17 şubat 2014 antalyaspor galatasaray maçı sonrasında bir kez daha gördüğüm, artık sırıtarak entry'leri okuduğum o hal.
- maçta oynayanlar arasından 2 3 isim dışında, takım beş para etmez ilan edilir, hırssızlıktan dem vurulur, oyuncuların kaliteleri tartışılır.
- muhakkak bir günah keçisi seçilir, toplu şekilde ona yüklenilir.
- daha belki de 1 ay bile üzerinden geçmemiş olmasına rağmen, bu takımda nasıl oynuyor, biraz daha oynarsa tahammül edemeyeceğim denilen oyuncuların yokluğundan büyük kayıp olarak bahsedilir. onlara duyulan özlem satırlarca yazılır.
- karşılaştırmalar bolcana yapılır, mağlup kadrodaki oyuncular hep bu karşılaştırmalarda kötü olan taraftır.

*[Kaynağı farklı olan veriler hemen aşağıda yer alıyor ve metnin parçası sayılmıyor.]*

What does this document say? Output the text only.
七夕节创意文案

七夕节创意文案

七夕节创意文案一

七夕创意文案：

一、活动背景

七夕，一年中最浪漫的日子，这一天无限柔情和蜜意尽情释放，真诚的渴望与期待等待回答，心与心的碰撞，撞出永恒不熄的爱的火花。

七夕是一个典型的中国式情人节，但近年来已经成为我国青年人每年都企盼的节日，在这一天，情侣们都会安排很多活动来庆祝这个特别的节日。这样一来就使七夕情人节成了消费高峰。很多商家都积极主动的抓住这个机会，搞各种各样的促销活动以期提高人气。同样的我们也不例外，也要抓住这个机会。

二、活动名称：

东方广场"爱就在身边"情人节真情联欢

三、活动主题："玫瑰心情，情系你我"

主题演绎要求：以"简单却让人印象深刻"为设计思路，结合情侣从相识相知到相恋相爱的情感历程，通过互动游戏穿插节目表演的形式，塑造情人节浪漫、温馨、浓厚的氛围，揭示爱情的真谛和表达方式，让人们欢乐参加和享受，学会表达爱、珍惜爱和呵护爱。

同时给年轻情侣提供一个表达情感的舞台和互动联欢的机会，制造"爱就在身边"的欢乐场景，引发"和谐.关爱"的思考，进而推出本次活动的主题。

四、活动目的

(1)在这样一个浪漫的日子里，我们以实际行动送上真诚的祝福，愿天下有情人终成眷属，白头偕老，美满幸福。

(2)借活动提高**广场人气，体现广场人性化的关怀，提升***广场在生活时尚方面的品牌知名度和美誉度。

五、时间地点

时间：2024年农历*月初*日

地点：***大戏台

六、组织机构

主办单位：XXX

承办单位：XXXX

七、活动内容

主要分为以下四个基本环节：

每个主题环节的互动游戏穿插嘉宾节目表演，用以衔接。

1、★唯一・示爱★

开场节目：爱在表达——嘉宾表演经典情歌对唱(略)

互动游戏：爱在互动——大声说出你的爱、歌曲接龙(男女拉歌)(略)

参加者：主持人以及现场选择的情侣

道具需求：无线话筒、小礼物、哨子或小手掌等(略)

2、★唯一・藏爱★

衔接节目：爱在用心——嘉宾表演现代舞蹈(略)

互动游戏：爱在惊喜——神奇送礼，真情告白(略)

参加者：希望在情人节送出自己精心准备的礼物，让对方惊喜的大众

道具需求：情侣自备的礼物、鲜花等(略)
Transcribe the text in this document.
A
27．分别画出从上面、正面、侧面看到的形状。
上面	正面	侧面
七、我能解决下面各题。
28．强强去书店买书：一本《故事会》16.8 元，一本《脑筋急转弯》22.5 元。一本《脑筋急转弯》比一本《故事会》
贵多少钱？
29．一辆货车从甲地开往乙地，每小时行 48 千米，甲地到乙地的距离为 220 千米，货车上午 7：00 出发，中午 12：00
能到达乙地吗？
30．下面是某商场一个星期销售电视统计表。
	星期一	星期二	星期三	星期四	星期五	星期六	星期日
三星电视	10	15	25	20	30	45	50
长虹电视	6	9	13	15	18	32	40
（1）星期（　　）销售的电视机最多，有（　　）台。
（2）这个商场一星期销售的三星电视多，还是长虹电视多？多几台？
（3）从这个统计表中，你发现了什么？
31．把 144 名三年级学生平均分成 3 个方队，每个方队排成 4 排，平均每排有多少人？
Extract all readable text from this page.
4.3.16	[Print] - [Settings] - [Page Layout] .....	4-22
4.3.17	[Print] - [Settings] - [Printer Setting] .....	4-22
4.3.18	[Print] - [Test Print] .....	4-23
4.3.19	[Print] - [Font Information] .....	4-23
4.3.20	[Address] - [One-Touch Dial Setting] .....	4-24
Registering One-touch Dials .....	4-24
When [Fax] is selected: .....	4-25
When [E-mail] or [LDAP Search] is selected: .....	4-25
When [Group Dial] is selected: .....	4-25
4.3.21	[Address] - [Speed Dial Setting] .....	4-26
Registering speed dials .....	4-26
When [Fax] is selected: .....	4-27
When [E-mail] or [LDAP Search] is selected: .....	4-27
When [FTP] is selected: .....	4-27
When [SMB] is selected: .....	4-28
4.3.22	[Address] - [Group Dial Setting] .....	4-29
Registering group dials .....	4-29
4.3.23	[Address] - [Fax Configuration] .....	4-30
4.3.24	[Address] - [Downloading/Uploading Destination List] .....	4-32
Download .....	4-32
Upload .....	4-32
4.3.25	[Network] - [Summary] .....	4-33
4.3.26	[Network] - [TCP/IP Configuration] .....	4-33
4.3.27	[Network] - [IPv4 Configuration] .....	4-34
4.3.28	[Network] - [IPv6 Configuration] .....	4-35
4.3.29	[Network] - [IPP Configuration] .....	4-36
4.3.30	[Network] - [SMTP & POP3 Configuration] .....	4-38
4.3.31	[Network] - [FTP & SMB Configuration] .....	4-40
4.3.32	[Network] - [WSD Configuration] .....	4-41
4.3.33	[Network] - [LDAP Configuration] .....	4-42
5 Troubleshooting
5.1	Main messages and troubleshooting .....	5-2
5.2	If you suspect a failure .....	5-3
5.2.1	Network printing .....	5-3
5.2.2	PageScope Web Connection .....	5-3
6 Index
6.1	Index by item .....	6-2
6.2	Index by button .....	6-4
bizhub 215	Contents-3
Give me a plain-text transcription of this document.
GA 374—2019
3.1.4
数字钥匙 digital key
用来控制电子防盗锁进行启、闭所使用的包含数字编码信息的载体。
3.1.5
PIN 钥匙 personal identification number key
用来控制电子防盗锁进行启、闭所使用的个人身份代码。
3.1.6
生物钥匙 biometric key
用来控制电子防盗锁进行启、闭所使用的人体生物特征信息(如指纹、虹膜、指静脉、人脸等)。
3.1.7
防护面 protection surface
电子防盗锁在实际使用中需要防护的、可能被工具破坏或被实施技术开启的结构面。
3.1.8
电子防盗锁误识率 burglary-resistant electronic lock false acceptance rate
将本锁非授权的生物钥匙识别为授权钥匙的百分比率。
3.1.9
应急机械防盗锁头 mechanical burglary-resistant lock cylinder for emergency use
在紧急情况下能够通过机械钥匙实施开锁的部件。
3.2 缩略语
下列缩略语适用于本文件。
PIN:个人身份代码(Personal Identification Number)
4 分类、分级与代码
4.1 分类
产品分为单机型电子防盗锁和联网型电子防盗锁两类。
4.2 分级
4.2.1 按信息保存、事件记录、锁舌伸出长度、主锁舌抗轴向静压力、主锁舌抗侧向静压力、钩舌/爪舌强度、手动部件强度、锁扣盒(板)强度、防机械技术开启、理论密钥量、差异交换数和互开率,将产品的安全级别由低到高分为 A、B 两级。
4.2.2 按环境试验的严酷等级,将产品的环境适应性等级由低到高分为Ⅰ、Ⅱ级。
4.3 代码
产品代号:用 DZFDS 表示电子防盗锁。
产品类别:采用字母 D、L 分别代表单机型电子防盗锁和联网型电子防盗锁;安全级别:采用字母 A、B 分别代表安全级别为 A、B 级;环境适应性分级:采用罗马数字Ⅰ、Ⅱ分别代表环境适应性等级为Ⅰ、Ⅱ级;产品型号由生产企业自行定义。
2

- geleceğe umutla bakanlar ve bir maçta tüm umudunu kaybedenler olarak ikiye bölünülür.
bu hafta için konuşayım, son iki lig maçında, yani bursaspor ve eskişehirspor maçlarında, sahadaki 8 9 isim aynıydı, birinde 6 diğerinde 3 çektik. çoğu oyuncu yere göğe sığdırılamıyordu, takım kusursuzdu, şampiyonluk şarkısı dillerdeydi, hatta şampiyonduk. 1 günde ne değişti ? ne değişmiş olabilir ? bugün kötüydük ve olmadı. daha önce de deplasmanda çok puanlar bıraktıgımız oldu, ancak çok pozisyona giriyorduk, bugün giremedik 2 puan yitirmedik aksine 1 puan kazandık. neden bu pesimistlik ? takımın konsantrasyonun dağılmasından daha doğal ne olabilir ? haftaya içeride beşiktaş hemen o maçtan 3 gün sonrada chelsea maçı var. bu maçta orta sahamız, kalbimiz sarı kart sınırında oynadı. onlarsız olmazdı, ancak selçuk ve melo kendilerini biraz sakındıkları için onlarla da olmadı ne yazık ki bugün. talihsiz bir ilk gol, ve ofsayttan yine çok çok talihsiz bir ikinci gol yedik. futbolda var bunlar, bu sezonki en kötü toplarımızdan birini oynadık ve maçtan bir puanla ayrıldık.
yeter. durun soluklanın, saldırmayın sağa sola. haftaya haftasonu takım beşiktaş'a çakınca gelip sayfalarca methiyeler yazmayın ya da buraya !?
son 1 haftada yine bin bir yerden yüklenildi galatasaray'a. bu takım söke söke şampiyon olacak sezon sonunda.